無理やりにでも「まぁいいか」と考えてみる

(2)心に細かい目盛りを作る

とくに勝ち負けにこだわり生真面目な完璧主義の人は、前述した「0・100思考」に陥りやすい。100かゼロか、黒か白か、勝つか負けるか、といった具合である。100点満点だけを求めて自分を追い込みそうになったときに、無理やりにでも「少々できなくても、まあいいか」「70点ぐらいでも上出来じゃないか」と考えるようにする。自分で自分の心の中にもっと細かい目盛りを作ろう、ということだ。

つまり、0点と100点の間には、たくさんの目盛りがあるのである。「100パーセント失敗した」と思ったことでもよくふり返ってみると、20パーセントくらいはうまくいったこともあるはず。人生は「勝ち負け」だけで測れるものではない。ましてや、ときには「負けるが勝ち」なこともあるくらいだ。

(3)立場を置き換えてみる

3つめは(1)に近い考え方だが、ストレスを感じている自分をほかの誰かと置き換えて考えてみるという方法だ。例えば自分がひどく落ち込んでいるとき、「もしそう落ち込んでいるのが○○だったら、自分はどんな言葉をかけてあげるだろうか」と考えてみるのだ。
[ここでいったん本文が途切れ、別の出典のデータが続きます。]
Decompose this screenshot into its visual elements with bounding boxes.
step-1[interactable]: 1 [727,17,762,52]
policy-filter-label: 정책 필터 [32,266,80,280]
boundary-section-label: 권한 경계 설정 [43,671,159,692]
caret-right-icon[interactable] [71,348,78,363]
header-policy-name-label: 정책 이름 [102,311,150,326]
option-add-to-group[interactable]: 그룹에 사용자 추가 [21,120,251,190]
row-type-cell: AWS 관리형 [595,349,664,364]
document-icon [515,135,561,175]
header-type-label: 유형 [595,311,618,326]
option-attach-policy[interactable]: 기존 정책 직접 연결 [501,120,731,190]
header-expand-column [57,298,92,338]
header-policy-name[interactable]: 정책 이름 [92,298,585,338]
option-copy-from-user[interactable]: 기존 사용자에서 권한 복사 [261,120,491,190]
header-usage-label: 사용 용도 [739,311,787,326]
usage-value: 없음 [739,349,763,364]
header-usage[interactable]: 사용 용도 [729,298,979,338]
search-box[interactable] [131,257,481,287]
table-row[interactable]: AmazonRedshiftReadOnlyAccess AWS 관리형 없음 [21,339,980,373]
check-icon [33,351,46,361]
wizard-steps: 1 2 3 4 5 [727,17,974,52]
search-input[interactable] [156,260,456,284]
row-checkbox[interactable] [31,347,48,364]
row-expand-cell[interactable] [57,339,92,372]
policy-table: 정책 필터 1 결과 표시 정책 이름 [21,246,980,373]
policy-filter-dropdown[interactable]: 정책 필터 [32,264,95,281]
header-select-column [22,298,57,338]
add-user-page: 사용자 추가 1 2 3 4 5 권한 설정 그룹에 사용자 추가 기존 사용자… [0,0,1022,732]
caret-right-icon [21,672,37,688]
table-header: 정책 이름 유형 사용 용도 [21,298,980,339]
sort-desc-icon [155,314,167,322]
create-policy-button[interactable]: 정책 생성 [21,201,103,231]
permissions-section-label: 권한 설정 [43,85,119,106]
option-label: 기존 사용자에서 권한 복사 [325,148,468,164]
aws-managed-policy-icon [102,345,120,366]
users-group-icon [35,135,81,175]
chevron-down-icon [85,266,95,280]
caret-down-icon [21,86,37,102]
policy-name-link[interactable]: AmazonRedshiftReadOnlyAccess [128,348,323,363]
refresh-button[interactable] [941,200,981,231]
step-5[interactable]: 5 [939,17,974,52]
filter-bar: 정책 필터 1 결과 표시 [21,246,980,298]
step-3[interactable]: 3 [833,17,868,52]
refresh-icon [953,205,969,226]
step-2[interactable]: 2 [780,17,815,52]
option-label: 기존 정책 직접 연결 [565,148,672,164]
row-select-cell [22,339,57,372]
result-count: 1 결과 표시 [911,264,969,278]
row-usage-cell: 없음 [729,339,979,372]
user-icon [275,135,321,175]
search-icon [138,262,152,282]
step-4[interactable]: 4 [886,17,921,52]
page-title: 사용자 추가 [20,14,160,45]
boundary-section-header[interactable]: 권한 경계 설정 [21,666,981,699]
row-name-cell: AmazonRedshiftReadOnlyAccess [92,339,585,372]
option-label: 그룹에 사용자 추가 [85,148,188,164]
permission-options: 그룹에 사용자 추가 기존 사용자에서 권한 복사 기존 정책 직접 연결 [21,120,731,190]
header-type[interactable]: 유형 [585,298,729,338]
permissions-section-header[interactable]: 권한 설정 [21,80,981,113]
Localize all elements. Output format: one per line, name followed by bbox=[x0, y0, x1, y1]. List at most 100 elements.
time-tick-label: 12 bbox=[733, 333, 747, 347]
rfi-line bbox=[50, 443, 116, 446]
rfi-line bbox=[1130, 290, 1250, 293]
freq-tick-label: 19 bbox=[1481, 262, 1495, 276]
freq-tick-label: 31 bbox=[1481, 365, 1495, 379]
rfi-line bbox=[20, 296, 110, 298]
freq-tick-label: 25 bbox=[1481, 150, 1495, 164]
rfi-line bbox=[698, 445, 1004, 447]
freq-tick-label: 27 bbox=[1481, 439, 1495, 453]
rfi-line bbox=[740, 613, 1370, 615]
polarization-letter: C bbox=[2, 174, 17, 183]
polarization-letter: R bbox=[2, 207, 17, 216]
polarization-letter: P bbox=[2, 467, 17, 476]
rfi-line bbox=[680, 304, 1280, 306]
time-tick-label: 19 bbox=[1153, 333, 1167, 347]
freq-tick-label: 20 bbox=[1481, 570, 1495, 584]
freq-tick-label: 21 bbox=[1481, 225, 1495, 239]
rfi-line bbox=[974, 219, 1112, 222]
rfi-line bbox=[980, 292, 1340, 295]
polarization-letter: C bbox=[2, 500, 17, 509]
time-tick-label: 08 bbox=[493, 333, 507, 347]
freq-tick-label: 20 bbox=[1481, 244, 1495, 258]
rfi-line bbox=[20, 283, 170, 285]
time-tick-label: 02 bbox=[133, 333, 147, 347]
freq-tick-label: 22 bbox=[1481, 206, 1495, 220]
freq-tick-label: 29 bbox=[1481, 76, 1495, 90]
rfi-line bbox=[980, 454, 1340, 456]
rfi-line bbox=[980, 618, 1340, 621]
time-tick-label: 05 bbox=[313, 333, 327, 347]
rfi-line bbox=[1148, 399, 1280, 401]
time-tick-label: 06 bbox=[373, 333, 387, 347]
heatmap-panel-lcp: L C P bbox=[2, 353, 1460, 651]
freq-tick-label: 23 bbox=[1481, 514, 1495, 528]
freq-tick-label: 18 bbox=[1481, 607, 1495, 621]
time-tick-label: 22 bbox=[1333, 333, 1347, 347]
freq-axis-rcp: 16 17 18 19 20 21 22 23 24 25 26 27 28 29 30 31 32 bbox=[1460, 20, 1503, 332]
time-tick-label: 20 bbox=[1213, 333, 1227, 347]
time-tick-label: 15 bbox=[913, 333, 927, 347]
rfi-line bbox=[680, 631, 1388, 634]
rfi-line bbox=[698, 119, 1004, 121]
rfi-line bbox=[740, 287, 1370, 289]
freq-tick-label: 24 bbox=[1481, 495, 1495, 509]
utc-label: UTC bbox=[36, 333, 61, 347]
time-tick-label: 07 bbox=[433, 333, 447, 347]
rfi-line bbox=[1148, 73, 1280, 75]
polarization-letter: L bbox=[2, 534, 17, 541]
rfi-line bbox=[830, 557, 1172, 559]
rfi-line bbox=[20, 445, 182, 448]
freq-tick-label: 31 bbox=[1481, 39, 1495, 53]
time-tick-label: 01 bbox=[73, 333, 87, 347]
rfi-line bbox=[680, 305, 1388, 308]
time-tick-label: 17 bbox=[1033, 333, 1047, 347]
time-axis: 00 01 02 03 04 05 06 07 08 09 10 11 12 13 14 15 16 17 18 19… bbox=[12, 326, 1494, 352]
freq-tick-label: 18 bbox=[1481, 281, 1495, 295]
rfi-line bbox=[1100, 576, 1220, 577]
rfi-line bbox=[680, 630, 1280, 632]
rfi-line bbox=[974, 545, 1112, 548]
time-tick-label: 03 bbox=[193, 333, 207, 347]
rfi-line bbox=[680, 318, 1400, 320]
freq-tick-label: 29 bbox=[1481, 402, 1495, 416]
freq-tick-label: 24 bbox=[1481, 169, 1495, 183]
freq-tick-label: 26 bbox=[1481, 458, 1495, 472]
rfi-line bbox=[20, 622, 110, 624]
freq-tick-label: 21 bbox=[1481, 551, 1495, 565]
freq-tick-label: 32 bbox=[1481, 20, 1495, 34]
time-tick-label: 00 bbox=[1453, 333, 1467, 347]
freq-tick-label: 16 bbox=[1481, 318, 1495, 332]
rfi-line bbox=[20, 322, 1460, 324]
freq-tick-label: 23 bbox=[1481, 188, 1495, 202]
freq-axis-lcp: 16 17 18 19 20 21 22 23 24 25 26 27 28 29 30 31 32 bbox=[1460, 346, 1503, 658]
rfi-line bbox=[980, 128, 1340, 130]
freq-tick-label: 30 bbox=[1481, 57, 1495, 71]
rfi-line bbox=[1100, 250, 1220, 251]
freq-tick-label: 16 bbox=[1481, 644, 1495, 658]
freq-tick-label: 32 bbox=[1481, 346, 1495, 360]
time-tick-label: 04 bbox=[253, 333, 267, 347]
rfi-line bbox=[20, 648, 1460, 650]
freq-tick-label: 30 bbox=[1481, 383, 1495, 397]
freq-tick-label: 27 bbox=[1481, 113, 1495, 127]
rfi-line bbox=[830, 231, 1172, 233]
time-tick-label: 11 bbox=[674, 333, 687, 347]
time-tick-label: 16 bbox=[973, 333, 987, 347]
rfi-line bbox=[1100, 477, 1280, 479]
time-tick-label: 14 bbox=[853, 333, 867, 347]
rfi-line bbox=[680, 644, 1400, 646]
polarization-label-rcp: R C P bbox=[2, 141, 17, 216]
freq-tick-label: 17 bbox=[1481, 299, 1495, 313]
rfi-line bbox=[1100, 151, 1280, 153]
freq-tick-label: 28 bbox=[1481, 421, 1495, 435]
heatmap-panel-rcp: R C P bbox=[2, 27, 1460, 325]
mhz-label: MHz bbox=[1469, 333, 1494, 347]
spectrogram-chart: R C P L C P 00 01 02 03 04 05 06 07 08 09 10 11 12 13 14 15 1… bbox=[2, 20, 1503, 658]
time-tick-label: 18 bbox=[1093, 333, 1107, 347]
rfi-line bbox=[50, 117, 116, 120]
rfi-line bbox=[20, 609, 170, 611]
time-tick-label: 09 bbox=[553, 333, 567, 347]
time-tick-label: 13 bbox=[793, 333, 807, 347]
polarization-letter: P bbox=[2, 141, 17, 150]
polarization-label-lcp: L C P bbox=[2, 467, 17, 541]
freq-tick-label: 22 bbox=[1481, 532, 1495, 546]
置き換える相手は親しい友達や先輩、家族などがいい。大切な人のストレスを緩和してあげるために、自分ならどういう言葉をかけてあげるかを親身になって考えてみる。それが、「今、ストレスを感じている自分」と客観的に向き合い、陥りがちな極端な自動思考に気づく糸口になる。こうした方法を試みることで、少しずつ自動思考の落とし穴を回避できるようになり、かけがえのない、自分の腸にやさしい自分になることができる。

おなかの不調には複数の要因が存在することが多い

以上、これまで過敏性腸症候群の原因のひとつ、ストレスに起因する「脳腸相関のバグ」について解説してきた。

江田証『超一流の腸活術 最高のパフォーマンスを生み出すための食事法と習慣』(KADOKAWA)
江田証『超一流の腸活術 最高のパフォーマンスを生み出すための食事法と習慣』(KADOKAWA)

ただし、おなかの不調の原因はひとつだけではなく、複数の要因が存在することが多い。おなかの不調の原因は、「全部がストレス」ではないのだ。「先生、どうしてストレスのない会社が休みの土日にも腹痛や下痢が出るんですか?」と患者からよく聞かれる質問が存在するのがその証拠である。

例えば、おなかの不調は、ストレス以外にも、「FODMAP(フォドマップ)」という糖質に対して耐性がなかったり、「小腸内細菌異常増殖症(SIBO/シーボ)が存在していたり(過敏性腸症候群の3分の2には小腸内の細菌が増えすぎていることがわかっている)、胆汁の分泌・吸吸障害や腸管アレルギーが関与していることもある(『超一流の腸活術』参照)。これらをひとつひとつ吟味し、改善することで、今までひとりで泣きながら戦ってきた孤独でつらい闘いが終結し、あなたが、常に腸のことを意識せざるをえない毎日から解放され、あなたの人生があたり前の幸福を取り戻すことを祈っている。

※参照文献:Natsui K, et al. “Escherichia coli-derived outer-membrane vesicles induce immune activation and progression of cirrhosis in mice and humans.” Liver International (2023).